Şahika Tekand’ın yönetmenliğinde izlediğimiz “Oyun”, bu gerçekliği bir kez daha gösteriyor bize. Çünkü Şahika Tekand, Beckett’in bu yapıtından, kendisine uygun giysi biçmenin soylu bir gösterisini getiriyor. Beckett’in oyununu hem de oyunsallık içinde doğurtarak yapıyor bunu. Nasıl mı?

Kuramsal Eylemsel Bir “Oyun” Devrimi…
Beckett’in oyunu üç kişi arasında geçen ilişkilenim zincirine dayanıyor. Aralarında aşk, cinsellik bağları görünen bir erkekle iki kadının ilişkisi, giderek yoğunlaşan artalan sıkılığı getirirken oyun içinde oyun olgusuna dayalı dönüşüm de yansıtıyor âdeta.

Şahiha Tekand ise oyun içinde oyun havasını iyice yükseltip üç kişi arasındaki ilişkiyi çok daha göreceli, ötesinde çok yönlü hale getirerek seyirciyi de buna yönlendirip neredeyse bu gerçekliğe kilitliyor denebilir. Sonuçta Tekand, oyunu, seyirciye anlatma, bunu gösterme çabasına sırt dönüp Beckett neyi anlatmak istiyorsa, tiyatral gerçeklik içinde yeniden kurarak bizde bu somutlayımı doğurtmaya çalışıyor.

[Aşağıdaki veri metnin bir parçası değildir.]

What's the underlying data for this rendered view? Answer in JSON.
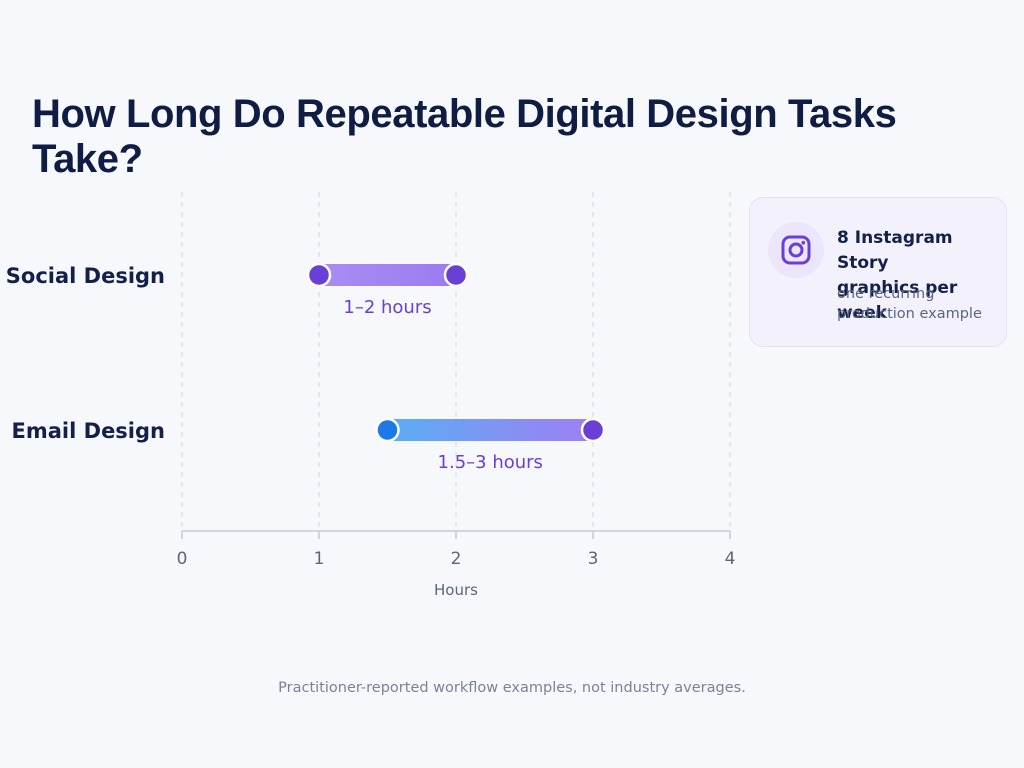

Böylece biz, Beckett tarafından ayna tutulup gösterilmeye, kurduğu evrendeki karakterler aracılığıyla yansıtılmaya çalışılan olgunun doğrudan alımlayıcısına dönüşürken içimizdeki kendimizi de doğurtuyoruz bir bakıma.

Sonuçta ise Stüdyo Oyuncuları’nın sergilediği Beckett oyununu izlerken kendilerini yürekten alkışlamak düşüyor bize, o kadar!